Unitary rings : free A-algebra (polynomial ring) = fields :?

Question

I was studying field theory when a question came to my mind.

The essence of the question is in the title, what I'm looking for is the type of algebraic structure matching the ?. I'll elaborate on that a bit.

Given a commutative unitary ring A and a subset S of its underlying set, let's call P the unitary ring of polynomial with coefficients in A having a variable for each element of S. The unitary subring of A generated by S turns out to be the image of the evaluation morphism from P to A mapping each variable to the corresponding element. This is linked to the fact that P is the (or 'a', to your taste) free commutative unitary A-algebra generated by (a set equipotent to) S (namely, the set of variables).

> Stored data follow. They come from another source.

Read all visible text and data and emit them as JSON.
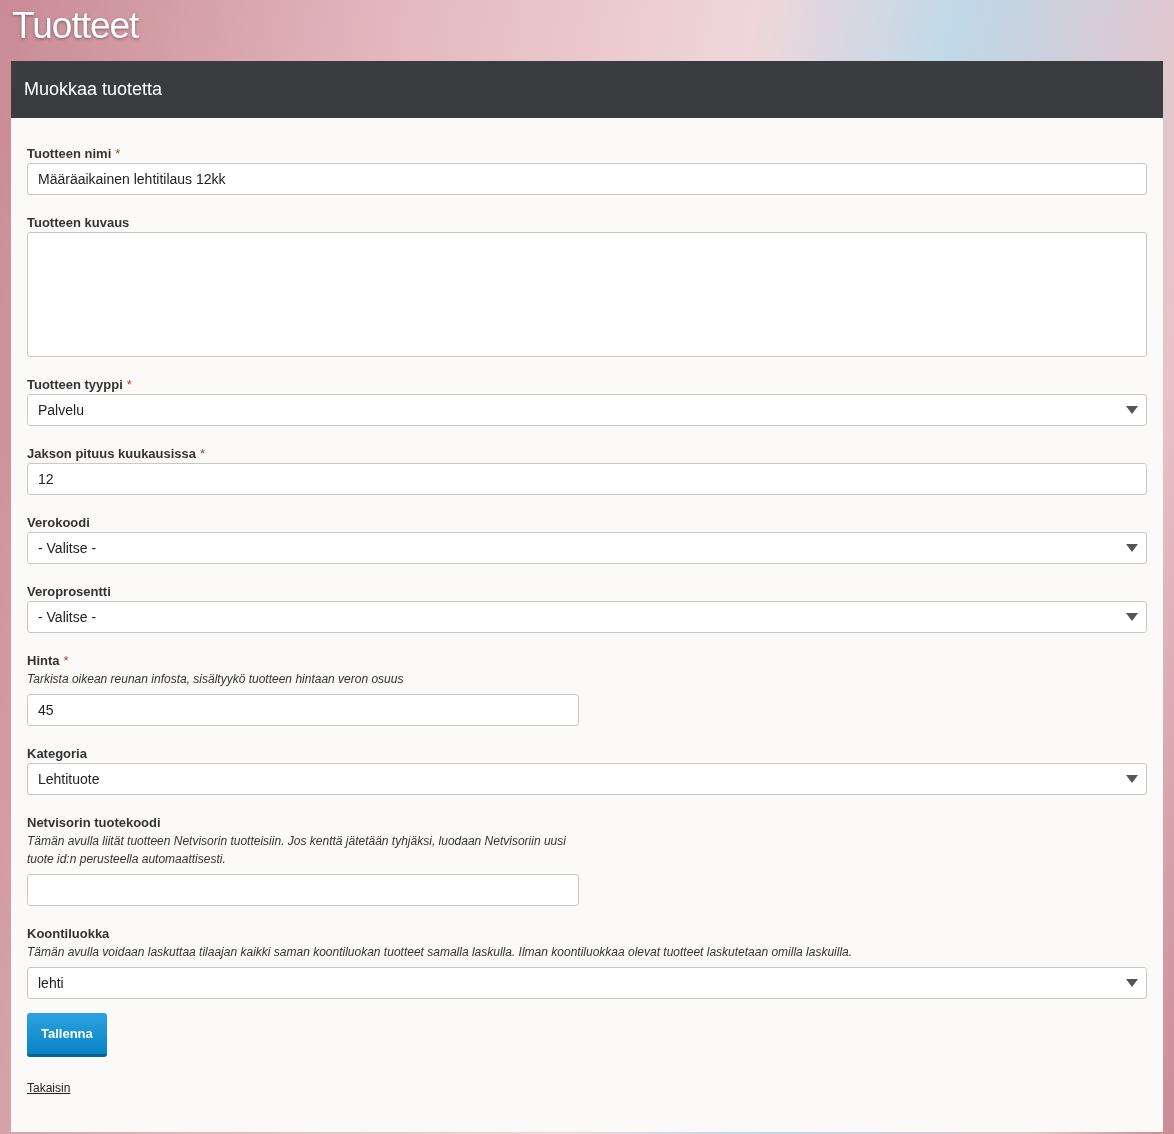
{
  "page_title": "Tuotteet",
  "card": {
    "title": "Muokkaa tuotetta"
  },
  "fields": [
    {
      "kind": "text",
      "label": "Tuotteen nimi",
      "required_mark": "*",
      "value": "Määräaikainen lehtitilaus 12kk",
      "half": false
    },
    {
      "kind": "textarea",
      "label": "Tuotteen kuvaus",
      "half": false
    },
    {
      "kind": "select",
      "label": "Tuotteen tyyppi",
      "required_mark": "*",
      "value": "Palvelu",
      "half": false
    },
    {
      "kind": "text",
      "label": "Jakson pituus kuukausissa",
      "required_mark": "*",
      "value": "12",
      "half": false
    },
    {
      "kind": "select",
      "label": "Verokoodi",
      "value": "- Valitse -",
      "half": false
    },
    {
      "kind": "select",
      "label": "Veroprosentti",
      "value": "- Valitse -",
      "half": false
    },
    {
      "kind": "text",
      "label": "Hinta",
      "required_mark": "*",
      "hint": "Tarkista oikean reunan infosta, sisältyykö tuotteen hintaan veron osuus",
      "value": "45",
      "half": true
    },
    {
      "kind": "select",
      "label": "Kategoria",
      "value": "Lehtituote",
      "half": false
    },
    {
      "kind": "text",
      "label": "Netvisorin tuotekoodi",
      "hint": "Tämän avulla liität tuotteen Netvisorin tuotteisiin. Jos kenttä jätetään tyhjäksi, luodaan Netvisoriin uusi tuote id:n perusteella automaattisesti.",
      "half": true
    },
    {
      "kind": "select",
      "label": "Koontiluokka",
      "hint": "Tämän avulla voidaan laskuttaa tilaajan kaikki saman koontiluokan tuotteet samalla laskulla. Ilman koontiluokkaa olevat tuotteet laskutetaan omilla laskuilla.",
      "value": "lehti",
      "half": false
    }
  ],
  "save_button": "Tallenna",
  "back_link": "Takaisin"
}
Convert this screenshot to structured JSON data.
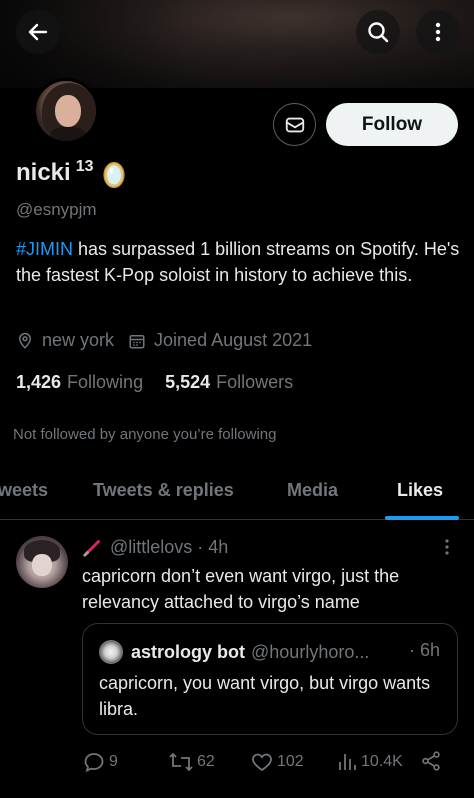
{
  "header": {
    "back_icon": "arrow-left-icon",
    "search_icon": "search-icon",
    "more_icon": "more-vertical-icon"
  },
  "profile": {
    "name": "nicki",
    "name_suffix": "13",
    "name_emoji": "mirror-emoji",
    "handle": "@esnypjm",
    "bio_hashtag": "#JIMIN",
    "bio_rest": " has surpassed 1 billion streams on Spotify. He's the fastest K-Pop soloist in history to achieve this.",
    "location": "new york",
    "joined": "Joined August 2021",
    "following_count": "1,426",
    "following_label": "Following",
    "followers_count": "5,524",
    "followers_label": "Followers",
    "not_followed_text": "Not followed by anyone you’re following",
    "follow_label": "Follow"
  },
  "tabs": [
    {
      "label": "Tweets",
      "shown": "weets"
    },
    {
      "label": "Tweets & replies"
    },
    {
      "label": "Media"
    },
    {
      "label": "Likes",
      "active": true
    }
  ],
  "tweet": {
    "handle": "@littlelovs",
    "sep": "·",
    "time": "4h",
    "text": "capricorn don’t even want virgo, just the relevancy attached to virgo’s name",
    "quote": {
      "name": "astrology bot",
      "handle": "@hourlyhoro...",
      "time": "· 6h",
      "text": "capricorn, you want virgo, but virgo wants libra."
    },
    "actions": {
      "replies": "9",
      "retweets": "62",
      "likes": "102",
      "views": "10.4K"
    }
  },
  "colors": {
    "accent": "#1d9bf0",
    "muted": "#71767b",
    "text": "#e7e9ea",
    "background": "#000000"
  }
}
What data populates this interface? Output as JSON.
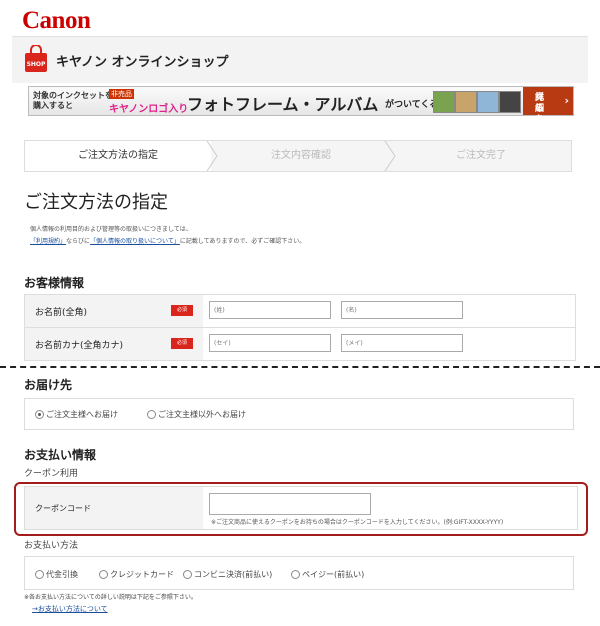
{
  "header": {
    "logo": "Canon",
    "shop_title": "キヤノン オンラインショップ",
    "shop_icon_text": "SHOP"
  },
  "banner": {
    "line1": "対象のインクセットを",
    "line2": "購入すると",
    "tag": "非売品",
    "sub": "キヤノンロゴ入り",
    "main": "フォトフレーム・アルバム",
    "tail": "がついてくる!",
    "more1": "詳細を",
    "more2": "見る"
  },
  "steps": [
    {
      "label": "ご注文方法の指定"
    },
    {
      "label": "注文内容確認"
    },
    {
      "label": "ご注文完了"
    }
  ],
  "page_title": "ご注文方法の指定",
  "notice": {
    "line1": "個人情報の利用目的および管理等の取扱いにつきましては、",
    "link1": "「利用規約」",
    "mid": "ならびに",
    "link2": "「個人情報の取り扱いについて」",
    "tail": "に記載してありますので、必ずご確認下さい。"
  },
  "customer": {
    "heading": "お客様情報",
    "required": "必須",
    "name_label": "お名前(全角)",
    "kana_label": "お名前カナ(全角カナ)",
    "name_last_placeholder": "(姓)",
    "name_first_placeholder": "(名)",
    "kana_last_placeholder": "(セイ)",
    "kana_first_placeholder": "(メイ)"
  },
  "delivery": {
    "heading": "お届け先",
    "opt1": "ご注文主様へお届け",
    "opt2": "ご注文主様以外へお届け"
  },
  "payment": {
    "heading": "お支払い情報",
    "coupon_sub": "クーポン利用",
    "coupon_label": "クーポンコード",
    "coupon_hint": "※ご注文商品に使えるクーポンをお持ちの場合はクーポンコードを入力してください。(例:GIFT-XXXX-YYYY)",
    "method_sub": "お支払い方法",
    "methods": [
      "代金引換",
      "クレジットカード",
      "コンビニ決済(前払い)",
      "ペイジー(前払い)"
    ],
    "note": "※各お支払い方法についての詳しい説明は下記をご参照下さい。",
    "link": "→お支払い方法について"
  },
  "colors": {
    "brand": "#cc0000",
    "required": "#d9251c",
    "highlight": "#a31c1c",
    "link": "#1a4fa0"
  }
}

My question is the following: how can one similarly interpret the circumstance of considering fields instead of commutative unitary rings, and generated subfields instead of generated unitary subrings? I know that a subfield generated by S may be viewed as the set of evaluations of algebraic fractions with coefficients in K evaluated in elements of S, which is, in turn, (isomorphic to) the quotient field of P, but is that a sort of free structure somewhat generated by the variables? Or has it any universal property (additional to the universal property of quotient fields)? Or is there any other kind of structure underneath, better explaining the situation?

Answer 1

The category of fields is poorly behaved categorically, and there is no free field on a set of variables, for multiple reasons. To understand generated subfields in this style it is necessary, as far as I know, to work temporarily with a ring which is not a field, as follows:

Let $K$ be a field and $S \subseteq K$ be a subset of it. The subring generated by $S$ is the image of the homomorphism $\mathbb{Z}[S] \to K$ which extends the inclusion $S \to K$. To get the subfield generated by $S$ we need to add in all inverses, but only of those elements of $\mathbb{Z}[S]$ whose images in $K$ are nonzero, and not any others. This is a localization of $\mathbb{Z}[S]$, but which localization it is depends on the details of how $S$ sits inside $K$, or equivalently on the kernel of the map $\mathbb{Z}[S] \to K$. For example:

• If $K$ has characteristic $0$ then we invert all nonzero elements of $\mathbb{Z}$, but if $K$ has characteristic $p$ then we do not invert $p$ (because its image is $0$!).
• If $s \in S$ is transcendental then we invert all monic polynomials $p(s) \in \mathbb{Z}[s]$, but if $s$ is algebraic and satisfies a polynomial $m_s(s) \in \mathbb{Z}[s]$ then we do not invert $m_s$.

The most uniform behavior occurs if the elements of $S$ are algebraically independent; in that case you invert everything (except possibly the characteristic) and get the field $\mathbb{F}_p(S)$ where $p = \text{char}(K)$ (with the convention that $\mathbb{F}_0 = \mathbb{Q}$). So $\mathbb{F}_p(S)$ is the "free field of characteristic $p$ on a set of algebraically independent transcendentals."

This can also be done, funnily enough, in the language of meadows, or equivalently commutative von Neumann regular rings. This is sort of an "equational envelope" of the theory of fields where we weaken the inverse axiom from $xx^{-1} = 1$ (for $x$ nonzero) to $xx^{-1} x = x$ and $x^{-1} x x^{-1} = x^{-1}$ (for all $x$!). The category of meadows is much better behaved than the category of fields, and in particular there exists a free meadow on a set $S$ (which is the "meadowization" of $\mathbb{Z}[S]$, obtained by adjoining all weak inverses). The free meadow does, in fact, have the property that its image in a field $K$ induced by an inclusion $S \to K$ is the subfield generated by $S$. But this is pretty obscure stuff and I don't know if it's useful for anything.